6. Environment >
Global Warming Social Footprint
We have been working to reduce the global warming-causing greenhouse gas emissions that result from making Ben & Jerry’s ice cream for several years. Our efforts have included improving efficiencies, investigating the practicality of renewable energy, and offsetting all of the carbon emissions from our manufacturing operations.
But we haven’t been able to answer one very important question about our company’s response to global warming: Exactly how much should we be reducing our greenhouse gas emissions each year?

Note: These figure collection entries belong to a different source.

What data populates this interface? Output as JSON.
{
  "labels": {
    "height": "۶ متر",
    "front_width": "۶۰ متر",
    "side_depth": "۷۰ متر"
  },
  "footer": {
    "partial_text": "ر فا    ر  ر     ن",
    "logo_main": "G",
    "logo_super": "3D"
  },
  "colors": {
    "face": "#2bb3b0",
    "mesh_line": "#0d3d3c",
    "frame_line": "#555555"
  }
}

In 2006, Ben & Jerry’s began a focused effort to answer this huge question. It’s an important question because in order to successfully meet the challenge of global warming as a world community, we need a plan that will share the burden of reducing greenhouse gases in the atmosphere equitably among regions, nations, industries, and individuals.
We don’t have such a plan yet in the United States, where carbon dioxide, the most significant greenhouse gas, is not regulated by the federal government. (We’re pushing Congress to fix that through our Lick Global Warming Campaign.
So we looked to a plan that some of the best climate scientists in the world have proposed called the WRE350 Plan. It spells out annual limits on the amount of carbon (in the form of carbon dioxide) humans can emit globally over the next 150 years in order to stabilize the concentration of carbon dioxide in the atmosphere at a safe level of 350 parts per million. (A number of other proposed plans aim for higher levels of atmospheric carbon dioxide, ranging from 450 to 750 parts per million. We chose the most aggressive plan, which we think represents the best response to global warming.)
Then, in consultation with the Center for Sustainable Innovation, we used a new analytical technique, the Global Warming Social Footprint, to figure out what the WRE350 Plan meant for Ben & Jerry’s. The purpose of the project was to identify an annual level of carbon emissions that our Company’s manufacturing operations could emit (in the form of carbon dioxide) that would represent our proportionate share of the WRE350 Plan.
It is our belief that if every business calculated a Global Warming Social Footprint and developed aggressive plans to meet its annual emissions targets, then our planet would have the ability to safely assimilate human-produced carbon emissions, resulting in stable levels of atmospheric carbon dioxide by 2150. While a lofty goal, we need to start someplace.
The results of our project indicated that our investments in energy efficiency and carbon offsets over the past several years have reduced our global warming footprint, but not quite as fast as the WRE350 Plan requires. Ben & Jerry’s manufacturing plants emitted 6,279 net tons of carbon in the form of carbon dioxide over the six years from 2001-2006, which is just 133 tons more carbon than our share of the WRE350 Plan allows. We therefore missed our cumulative WRE350 target by 2.2 % during the years from 2001-2006. (Our performance did meet the requirements of the less aggressive WRE450 plan, which many policy makers and businesses have embraced.)
In order for Ben & Jerry’s to achieve our WRE350 target, we’ll need to make further efficiency gains, switch to lower or no carbon energy sources, or purchase more carbon offsets.
In 2007, we’ll take what we’ve learned from this Global Warming Social Footprint and use it in developing a specific climate change plan.